Potsdam Cecilienhof was the site of the Potsdam Conference in 1945, where - among many other decisions - the Potsdam Declaration was stated. It called for the surrender of all Japanese armed forces during World War II, and, if Japan did not surrender, it would face "prompt and utter destruction." (wiki)
Prague Hitler ordered the German Army to enter Prague on 15 March 1939, and from Prague Castle proclaimed Bohemia and Moravia a German protectorate.
Riga During the Second World War, Riga was both occupied by the Soviet Union and Germany. The Soviets imposed a regime of terror and started massive deportations, such as the June deportation of 1941 where "15,600 men, women, and children, and including 20% of Latvia's last legal government." were taken. The building of the KGB in Riga, known as 'the corner house', has been in use as a KGB museum after the war.
Rjukan / Notodden The Norwegian heavy water sabotage was a series of Allied-led efforts between 1940 and 1944 to halt German heavy water production via hydroelectric plants in Nazi Germany-occupied Norway during World War II, involving both Norwegian commandos and Allied bombing raids. During the war, the Allies sought to inhibit the German development of nuclear weapons with the removal of heavy water and the destruction of heavy-water production plants. The Norwegian heavy water sabotage was aimed at the 60 MW Vemork power station at the Rjukan waterfall. (wiki)
Royal Palace at Caserta The Royal Palace of Caserta was the site of the official surrender of the German forces in Italy to the Allies, called the "Surrender of Caserta" on 29 April 1945. This ended the Italian Campaign of WWII and up to 1 million German soldiers lay down their arms as per the terms of the German unconditional surrender.
St. Petersburg The two-and-a-half-year Siege of Leningrad caused the greatest destruction and the largest loss of life ever known in a modern city. On Hitler's direct orders the Wehrmacht looted and then destroyed most of the imperial palaces, such as ... Peterhof Palace, Ropsha, Strelna, Gatchina, and other historic landmarks located outside the city's defensive perimeter, with many art collections transported to Germany.

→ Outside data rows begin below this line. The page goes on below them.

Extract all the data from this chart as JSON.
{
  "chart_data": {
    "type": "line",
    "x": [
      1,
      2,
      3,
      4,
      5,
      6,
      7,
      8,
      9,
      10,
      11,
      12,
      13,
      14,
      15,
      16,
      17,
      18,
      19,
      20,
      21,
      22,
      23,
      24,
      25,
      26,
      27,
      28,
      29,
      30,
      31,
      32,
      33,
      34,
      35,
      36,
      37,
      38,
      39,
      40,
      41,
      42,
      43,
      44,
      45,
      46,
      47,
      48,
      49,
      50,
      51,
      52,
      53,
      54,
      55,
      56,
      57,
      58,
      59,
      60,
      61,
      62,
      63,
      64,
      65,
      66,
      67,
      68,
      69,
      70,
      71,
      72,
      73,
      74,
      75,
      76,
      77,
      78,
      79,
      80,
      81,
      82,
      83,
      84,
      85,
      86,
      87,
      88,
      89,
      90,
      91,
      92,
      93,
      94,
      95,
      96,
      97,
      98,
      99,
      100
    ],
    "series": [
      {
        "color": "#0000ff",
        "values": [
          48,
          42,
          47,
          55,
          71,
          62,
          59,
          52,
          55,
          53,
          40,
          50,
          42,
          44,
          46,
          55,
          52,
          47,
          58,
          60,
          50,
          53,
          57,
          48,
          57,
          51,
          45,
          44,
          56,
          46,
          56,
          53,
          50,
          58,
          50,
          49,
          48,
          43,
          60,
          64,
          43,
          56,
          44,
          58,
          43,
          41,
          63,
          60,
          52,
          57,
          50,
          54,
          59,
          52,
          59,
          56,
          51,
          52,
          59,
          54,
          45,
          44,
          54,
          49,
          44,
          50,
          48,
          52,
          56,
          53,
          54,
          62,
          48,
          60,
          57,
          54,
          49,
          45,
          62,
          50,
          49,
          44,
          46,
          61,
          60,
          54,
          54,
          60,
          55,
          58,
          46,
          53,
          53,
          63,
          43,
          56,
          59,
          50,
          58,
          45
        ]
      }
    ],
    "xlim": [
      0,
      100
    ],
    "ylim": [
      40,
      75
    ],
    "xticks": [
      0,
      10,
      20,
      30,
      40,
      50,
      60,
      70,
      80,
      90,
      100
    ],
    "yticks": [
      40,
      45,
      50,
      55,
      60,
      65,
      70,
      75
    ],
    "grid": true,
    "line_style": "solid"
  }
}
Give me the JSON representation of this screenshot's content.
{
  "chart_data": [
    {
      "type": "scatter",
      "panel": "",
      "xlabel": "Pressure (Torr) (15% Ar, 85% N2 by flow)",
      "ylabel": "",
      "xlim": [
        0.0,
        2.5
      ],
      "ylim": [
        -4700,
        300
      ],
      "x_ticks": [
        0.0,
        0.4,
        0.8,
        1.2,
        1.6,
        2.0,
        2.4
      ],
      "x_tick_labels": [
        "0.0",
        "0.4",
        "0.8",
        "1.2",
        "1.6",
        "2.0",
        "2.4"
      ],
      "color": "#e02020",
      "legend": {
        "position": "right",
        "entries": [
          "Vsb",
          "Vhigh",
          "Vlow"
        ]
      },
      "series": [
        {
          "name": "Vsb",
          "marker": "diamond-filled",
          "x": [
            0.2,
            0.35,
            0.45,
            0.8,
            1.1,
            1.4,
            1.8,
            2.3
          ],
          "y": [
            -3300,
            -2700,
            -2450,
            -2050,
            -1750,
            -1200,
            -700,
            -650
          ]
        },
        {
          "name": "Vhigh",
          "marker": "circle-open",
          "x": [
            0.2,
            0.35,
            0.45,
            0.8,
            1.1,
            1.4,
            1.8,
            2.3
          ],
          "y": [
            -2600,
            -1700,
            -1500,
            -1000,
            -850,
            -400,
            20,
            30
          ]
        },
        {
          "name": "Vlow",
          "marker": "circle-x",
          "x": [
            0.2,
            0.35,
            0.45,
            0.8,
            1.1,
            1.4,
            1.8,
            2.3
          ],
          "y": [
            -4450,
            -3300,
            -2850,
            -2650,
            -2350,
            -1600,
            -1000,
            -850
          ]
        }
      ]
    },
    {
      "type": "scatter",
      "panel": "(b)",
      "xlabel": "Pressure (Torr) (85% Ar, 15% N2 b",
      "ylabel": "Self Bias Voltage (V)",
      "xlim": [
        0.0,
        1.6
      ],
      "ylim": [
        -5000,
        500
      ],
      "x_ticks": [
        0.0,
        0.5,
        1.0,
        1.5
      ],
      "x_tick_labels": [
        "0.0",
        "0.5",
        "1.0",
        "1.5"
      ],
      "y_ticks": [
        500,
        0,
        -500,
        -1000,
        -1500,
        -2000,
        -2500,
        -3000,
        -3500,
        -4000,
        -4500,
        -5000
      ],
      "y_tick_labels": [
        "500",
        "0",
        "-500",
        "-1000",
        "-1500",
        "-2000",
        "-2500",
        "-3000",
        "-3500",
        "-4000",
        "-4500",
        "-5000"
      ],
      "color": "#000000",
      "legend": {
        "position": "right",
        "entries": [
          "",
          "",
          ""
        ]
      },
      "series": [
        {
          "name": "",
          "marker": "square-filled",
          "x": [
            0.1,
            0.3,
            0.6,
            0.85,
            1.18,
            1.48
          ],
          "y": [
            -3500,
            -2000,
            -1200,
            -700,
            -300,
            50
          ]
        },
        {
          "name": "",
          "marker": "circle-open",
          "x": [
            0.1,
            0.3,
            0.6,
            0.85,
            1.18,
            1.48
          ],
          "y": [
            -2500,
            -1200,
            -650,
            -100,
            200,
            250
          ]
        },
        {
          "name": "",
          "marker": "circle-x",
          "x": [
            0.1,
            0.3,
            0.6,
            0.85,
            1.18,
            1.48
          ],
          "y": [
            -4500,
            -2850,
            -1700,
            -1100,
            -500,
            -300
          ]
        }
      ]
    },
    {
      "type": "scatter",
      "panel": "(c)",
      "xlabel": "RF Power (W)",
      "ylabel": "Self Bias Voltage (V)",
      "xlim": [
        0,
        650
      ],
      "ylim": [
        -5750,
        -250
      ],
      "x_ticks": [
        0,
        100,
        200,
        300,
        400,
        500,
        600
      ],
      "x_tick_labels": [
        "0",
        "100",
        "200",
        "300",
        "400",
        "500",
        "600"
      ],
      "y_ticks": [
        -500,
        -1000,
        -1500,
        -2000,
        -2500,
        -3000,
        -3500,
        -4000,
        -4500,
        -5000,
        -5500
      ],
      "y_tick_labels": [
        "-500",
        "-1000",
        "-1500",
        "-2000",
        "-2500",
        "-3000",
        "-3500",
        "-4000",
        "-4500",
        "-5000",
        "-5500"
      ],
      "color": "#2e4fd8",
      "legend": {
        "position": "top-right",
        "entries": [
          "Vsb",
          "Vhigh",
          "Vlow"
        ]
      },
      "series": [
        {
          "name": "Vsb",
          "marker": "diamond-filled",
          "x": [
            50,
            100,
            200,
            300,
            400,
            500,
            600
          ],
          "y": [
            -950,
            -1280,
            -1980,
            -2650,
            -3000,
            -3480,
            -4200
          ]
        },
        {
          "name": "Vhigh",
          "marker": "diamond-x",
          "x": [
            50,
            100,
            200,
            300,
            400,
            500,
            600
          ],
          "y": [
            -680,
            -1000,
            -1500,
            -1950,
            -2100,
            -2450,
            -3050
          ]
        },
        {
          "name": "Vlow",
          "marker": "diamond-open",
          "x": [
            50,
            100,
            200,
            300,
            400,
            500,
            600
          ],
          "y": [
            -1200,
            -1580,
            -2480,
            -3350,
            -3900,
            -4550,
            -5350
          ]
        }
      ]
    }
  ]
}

Trans-Iranian Railway The line was used to supply USSR and control of it was one of the reasons for the by the Anglo-Soviet invasion of Iran in 1941.
Valletta The British military forces in Valletta were besieged and repeatedly bombed by German and Italian forces from 1940-1942. Valletta's strategic location and harbor played a critical role in the Allied military campaigns against Germany and Italy in North Africa.
Vienna In 1938, after a triumphant entry into Austria, the Austrian-born German Chancellor Adolf Hitler spoke to the Austrian Germans from the balcony of the Neue Burg, a part of the Hofburg at the Heldenplatz. In the ensuing days the new Nazi authorities oversaw the harassment of Viennese Jews, the looting of their homes, and their on-going deportation and murder.
Völklingen Ironworks During the Second World War, around 70,000 forced laborers and prisoners of war worked in the mines, smelters and factories of the Saar district. At the end of the war, around 14,000 men and women from the Soviet Union, Poland, Yugoslavia, France, Belgium and Luxembourg were employed under the most difficult conditions in the Völklingen ironworks. (wiki de)
Warsaw The destruction of Warsaw was Nazi Germany's substantially-effected razing of the city in late 1944, after the 1944 Warsaw Uprising of the Polish resistance. .. the destruction of Warsaw did not serve any military or colonial purpose; it was carried out solely as an act of reprisal. The Old Town Market Place was destroyed and rebuilt after the War.
Westminster The Commons Chamber of Westminster Palace was the venue of the 'Norway Debate' of May 1940. After the Allies failed to prevent the German occupation of Norway, the UK finally decided to create a broadly based coalition government under the leadership of Winston Churchill as Prime Minister. This would stay in place until the end of the war.